NOTE: Geekbench 5 ne détecte pas le GPU de la Surface Pro X. Nous avons donc été dans l'impossibilité de produire un test de son GPU.


C'est sans surprise que les scores sont très similaires. Le 8cx profite de son environnement et augmente son TDP, ce qui lui permet de générer plus de chaleur sans devoir ralentir plus tard à cause d'une éventuelle surchauffe. Ses scores en multicœur s'approchent de ceux du Snapdragon 888, quoique je ne peux pas en dire autant des scores en monocœur.


Côté jeux, l'appareil est compatible avec tous les jeux actuellement, grâce à une très bonne émulation du code x86 sur le processeur ARM. Le GPU supporte DirectX 12 (WDDM 2.7, FL 11_1). La performance de ce dernier est... décevante. Les titres 2D ne représenteront pas un problème mais les titres 3D tournent péniblement. Attention, je parle de véritables jeux 3D comme on en trouve sur Steam, pas les petits jeux de pacotille sur mobile. L'appareil a été incapable de maintenir un framerate stable sur un de mes titres favoris, Sonic Generations, sorti en 2011, soit le titre 3D moderne le plus ancien dans ma librairie Steam. En fait, le GPU était incapable de me donner 30 fps en 1080p. Disons que ça donne le ton pour le reste. J'ai essayé d'autres jeux mais le tableau ne s'est guère amélioré. Pour l'émulation, nous savons déjà que de nombreux émulateurs ont des applications Android natives, donc il est attendu qu'ils ne requièrent pas d'émulation de code. Toutefois, entretenir cet espoir serait un exercice inutile. Les émulateurs en question ne sont disponibles actuellement qu'en version x64, donc les émulateurs sont émulés eux-mêmes par le système Windows-on-ARM. La recompilation de code nécessite une très bonne performance du CPU, et puisque nous savons que l'émulation Windows-on-ARM comporte une énorme pénalité, il vaudrait mieux oublier.


| Communications

L'avantage de se servir d'un processeur Qualcomm, c'est la possibilité de bénéficier d'un modem intégré et donc de profiter d'Internet partout où vous vous trouvez. En plus, l'appareil arbore non-seulement un slot pour carte Micro SIM, mais aussi une eSIM. Vous bénéficierez donc d'une bonne flexibilité sur ce front. Je ne suis pas parvenu à effectuer des appels ou à envoyer des messages à l'aide de ma propre carte SIM, malgré la présence d'une application "Messages" intégrée, ce qui est très décevant. La qualité du signal est bonne sur l'appareil, je n'ai jamais été victime d'une déconnexion inopportune. Toutefois, cela varira grandement selon votre emplacement.


| Sécurité et logiciel

Concernant les mises à jour de sécurité, il n'y a pas lieu de s'inquiéter, les correctifs mensuels étant distribués immanquablement à toutes les plateformes Windows supportées à chaque "Patch Tuesday". De plus, les mises à jour de fonctionnalités Windows sont distribuées assez rapidement, bien plus vite que sur une tablette Android, du moins.

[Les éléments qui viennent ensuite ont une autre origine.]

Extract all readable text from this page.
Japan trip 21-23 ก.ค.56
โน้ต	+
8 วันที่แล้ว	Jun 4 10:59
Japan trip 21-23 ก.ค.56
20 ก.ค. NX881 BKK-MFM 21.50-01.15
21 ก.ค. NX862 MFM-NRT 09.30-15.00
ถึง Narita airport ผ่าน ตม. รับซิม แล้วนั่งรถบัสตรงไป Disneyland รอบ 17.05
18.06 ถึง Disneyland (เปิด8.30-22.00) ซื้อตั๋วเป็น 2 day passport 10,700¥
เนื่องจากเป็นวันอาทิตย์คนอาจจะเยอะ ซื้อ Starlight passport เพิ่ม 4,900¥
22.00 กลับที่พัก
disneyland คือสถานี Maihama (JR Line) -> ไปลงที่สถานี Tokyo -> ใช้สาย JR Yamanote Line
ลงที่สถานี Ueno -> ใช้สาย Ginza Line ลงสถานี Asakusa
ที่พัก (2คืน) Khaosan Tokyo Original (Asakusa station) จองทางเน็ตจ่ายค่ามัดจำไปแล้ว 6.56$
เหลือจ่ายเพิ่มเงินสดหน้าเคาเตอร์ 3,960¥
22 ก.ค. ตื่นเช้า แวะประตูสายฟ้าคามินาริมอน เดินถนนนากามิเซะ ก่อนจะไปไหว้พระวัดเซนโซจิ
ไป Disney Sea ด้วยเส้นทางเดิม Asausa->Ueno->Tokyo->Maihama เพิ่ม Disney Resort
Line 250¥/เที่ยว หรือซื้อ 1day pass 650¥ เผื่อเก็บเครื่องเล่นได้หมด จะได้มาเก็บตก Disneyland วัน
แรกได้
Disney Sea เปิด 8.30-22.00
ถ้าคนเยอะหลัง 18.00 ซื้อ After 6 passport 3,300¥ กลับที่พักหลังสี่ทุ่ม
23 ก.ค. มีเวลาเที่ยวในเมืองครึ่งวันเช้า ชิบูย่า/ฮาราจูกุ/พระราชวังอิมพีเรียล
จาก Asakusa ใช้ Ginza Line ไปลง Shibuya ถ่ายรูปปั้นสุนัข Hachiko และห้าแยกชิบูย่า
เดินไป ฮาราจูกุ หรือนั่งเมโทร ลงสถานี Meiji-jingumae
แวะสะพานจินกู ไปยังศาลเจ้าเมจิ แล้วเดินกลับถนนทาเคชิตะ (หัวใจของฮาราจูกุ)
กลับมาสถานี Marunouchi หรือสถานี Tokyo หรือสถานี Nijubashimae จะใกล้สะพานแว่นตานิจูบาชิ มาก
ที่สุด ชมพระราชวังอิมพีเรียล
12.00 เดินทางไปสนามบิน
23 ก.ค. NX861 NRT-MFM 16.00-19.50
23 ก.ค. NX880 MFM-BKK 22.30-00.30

Le système d'exploitation est Windows 11 ARM 64 bit. Les composantes système sont nativement ARM, permettant d'éviter de les émuler, assurant vitesse et économie d'énergie, comme vous pourrez le constater en consultant l'image ci-dessous. L'appareil exécute toutefois des applications x86 et x86-64 si besoin est, comme c'est le cas pour l'omniprésente suite Office. Chose intéressante, tandis que Word et PowerPoint sont émulés, Excel dispose d'une version ARM native.

Applications ARM64, x86 et x86-64 se côtoient joyeusement.

Applications ARM64, x86 et x86-64 se côtoient joyeusement.

| Conclusion

Que pouvez-vous faire avec une tablette Windows ARM? À peu près tout. La qualité de la construction et la très bonne autonomie font de la Surface Pro X un appareil portatif de premier choix, la cerise sur le gâteau étant le très grand contrôle que vous pourrez exercer sur le fonctionnement de l'appareil. Pour travailler, c'est parfait. Il n'y a qu'un seul défaut empêchant de voir la Surface Pro X comme la tablette ultime, et c'est son écran. Microsoft doit absolument le remplacer par une dalle OLED ou une dalle IPS de meilleure qualité. Et en même temps, pourquoi ne pas améliorer les haut-parleurs? Ce sera ensuite un appareil réellement polyvalent, convenant à tous les types d'usage.